Método da Ordem. Cinco etapas, sempre as mesmas, em qualquer pasta.

Como um trabalho começa, como é conduzido e onde termina — do tributo à mina, da energia à sucessão.

A premissa

Método é o que separa um levantamento de uma opinião bem redigida.

O nosso não foi desenhado numa sala de reunião: veio de anos cuidando de patrimônio próprio, onde errar custa do próprio bolso e não há cliente para quem transferir a conta.

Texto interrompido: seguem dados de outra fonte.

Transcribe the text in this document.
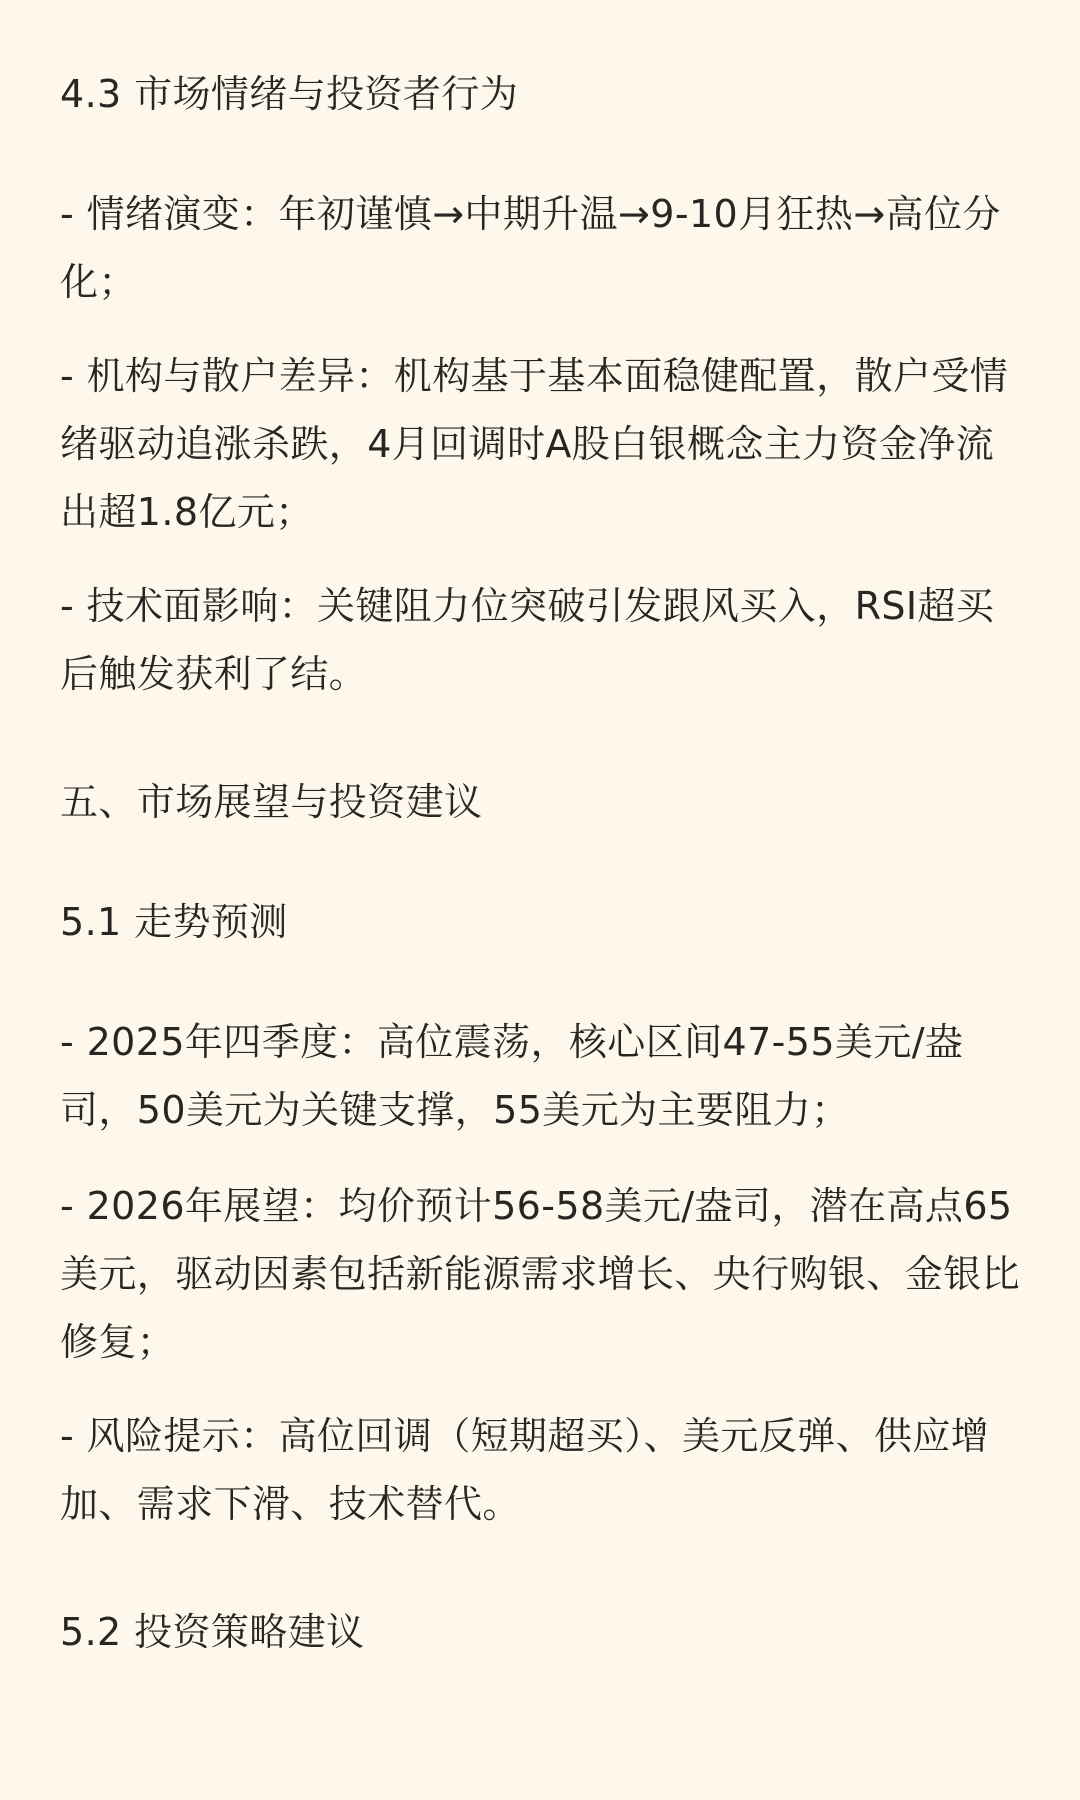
4.3 市场情绪与投资者行为

- 情绪演变：年初谨慎→中期升温→9-10月狂热→高位分化；

- 机构与散户差异：机构基于基本面稳健配置，散户受情绪驱动追涨杀跌，4月回调时A股白银概念主力资金净流出超1.8亿元；

- 技术面影响：关键阻力位突破引发跟风买入，RSI超买后触发获利了结。

五、市场展望与投资建议
5.1 走势预测

- 2025年四季度：高位震荡，核心区间47-55美元/盎司，50美元为关键支撑，55美元为主要阻力；

- 2026年展望：均价预计56-58美元/盎司，潜在高点65美元，驱动因素包括新能源需求增长、央行购银、金银比修复；

- 风险提示：高位回调（短期超买）、美元反弹、供应增加、需求下滑、技术替代。

5.2 投资策略建议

O que se repetiu virou etapa; o que deu errado virou regra.

A ordem existe para que nenhuma decisão do cliente seja tomada sem a informação que a antecede, e para que nenhuma providência nossa aconteça antes da autorização que a permite. Por isso o trabalho começa por um documento que limita o nosso próprio acesso — não por uma proposta comercial.

as mesmas cinco etapas, nas trinta e nove pastas
  • Tributo e caixa
  • Capital
  • Patrimônio e sucessão
  • Energia e infraestrutura
  • Pessoas e regularidade
  • Obra, ativo e gestão
  • Mercado, produto e imagem

As cinco etapas

Do lado do cliente, cada etapa termina num aviso.

O que você entrega, o que recebe e o que chega ao seu celular quando o tempo se conclui.

Autorização e sigilo

Nada é acessado antes da carta.

Uma carta delimita o que será examinado, por quanto tempo e por quem, e formaliza o sigilo sobre tudo o que for visto. Antes dela, nem os arquivos públicos que qualquer um poderia consultar. Quem define a fronteira do acesso é o cliente, não a nossa curiosidade.

Você entrega

A carta assinada e a procuração restrita às consultas necessárias.

Você recebe

O escopo por escrito: o que entra, o que fica de fora, o prazo.

O aviso

Primeiro aviso: a conta está aberta e o responsável tem nome.

Coleta na fonte oficial

Lemos primeiro o que o Estado lê depois.

Os dados saem das fontes oficiais — Receita, cartórios, agências, bancos, a distribuidora de energia — e não de planilhas internas nem de estimativas. Quando a fonte diverge do controle interno, a divergência já é um achado, e costuma ser dos mais valiosos.

Você entrega

Nada além do que a carta autorizou. Os dados entram uma única vez.

Você recebe

O retrato da empresa como os órgãos a veem, pasta a pasta.

O aviso

Segundo aviso: a coleta fechou; o cruzamento começou.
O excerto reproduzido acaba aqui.